Bstorm updated the task description. (Show Details)
Bstorm lowered the priority of this task from High to Medium.Jan 13 2020, 5:50 PM

I'm now convinced that what I've seen so far has nothing to do with images or the infrastructure at this point. I'm very much hoping that this gets closed as invalid.

The issues with glamtools are a fail at reading a config from what I can tell, with consistent errors across php versions and clusters (which probably would only take effect on a restart).

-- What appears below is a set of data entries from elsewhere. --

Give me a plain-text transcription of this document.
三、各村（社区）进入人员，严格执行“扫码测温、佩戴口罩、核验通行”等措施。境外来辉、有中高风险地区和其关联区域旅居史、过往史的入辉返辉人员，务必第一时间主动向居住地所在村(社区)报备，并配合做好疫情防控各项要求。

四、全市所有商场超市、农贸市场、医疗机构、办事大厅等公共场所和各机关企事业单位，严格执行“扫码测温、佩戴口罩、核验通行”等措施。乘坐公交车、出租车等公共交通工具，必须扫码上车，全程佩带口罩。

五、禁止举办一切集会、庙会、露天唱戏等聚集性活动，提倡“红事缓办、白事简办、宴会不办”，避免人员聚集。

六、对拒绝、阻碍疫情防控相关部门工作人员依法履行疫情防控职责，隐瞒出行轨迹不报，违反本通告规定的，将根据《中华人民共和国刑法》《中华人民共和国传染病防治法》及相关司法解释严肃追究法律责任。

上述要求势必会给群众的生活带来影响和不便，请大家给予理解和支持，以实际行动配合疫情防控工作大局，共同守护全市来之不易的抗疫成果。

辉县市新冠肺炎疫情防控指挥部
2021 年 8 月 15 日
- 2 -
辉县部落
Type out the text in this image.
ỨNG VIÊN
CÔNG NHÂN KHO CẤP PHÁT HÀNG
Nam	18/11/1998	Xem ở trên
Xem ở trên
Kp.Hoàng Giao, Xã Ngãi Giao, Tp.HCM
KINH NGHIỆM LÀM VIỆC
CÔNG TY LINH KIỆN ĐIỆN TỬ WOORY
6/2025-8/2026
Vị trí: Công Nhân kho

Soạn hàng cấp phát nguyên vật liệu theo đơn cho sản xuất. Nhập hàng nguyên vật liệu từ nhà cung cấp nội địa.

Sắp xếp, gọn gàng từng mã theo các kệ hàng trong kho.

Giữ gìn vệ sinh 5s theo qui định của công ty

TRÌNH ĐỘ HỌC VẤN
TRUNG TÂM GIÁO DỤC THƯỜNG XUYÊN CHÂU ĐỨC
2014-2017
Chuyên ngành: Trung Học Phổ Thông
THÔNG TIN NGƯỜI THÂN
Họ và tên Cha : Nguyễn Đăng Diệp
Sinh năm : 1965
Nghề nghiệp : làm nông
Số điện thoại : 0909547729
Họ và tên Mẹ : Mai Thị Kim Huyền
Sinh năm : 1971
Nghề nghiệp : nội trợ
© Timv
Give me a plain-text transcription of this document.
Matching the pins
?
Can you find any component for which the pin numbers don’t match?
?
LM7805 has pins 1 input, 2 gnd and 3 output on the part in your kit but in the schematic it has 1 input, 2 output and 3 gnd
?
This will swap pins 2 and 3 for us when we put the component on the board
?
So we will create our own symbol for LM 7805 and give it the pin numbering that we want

There may be additional issues, but T242559: Partialy setup tools-k8s-worker instances created by novaadmin causing problems would have caused many problems for people and presented as random or nearly so with between 4 and 9 of the 2020 Kubernetes cluster nodes being in a state where $HOME would not have mounted into the pods.

I think that in toolsbeta, we had a filesystem issue on the only old-cluster node and those nodes were also causing issues. This ticket is basically not needed.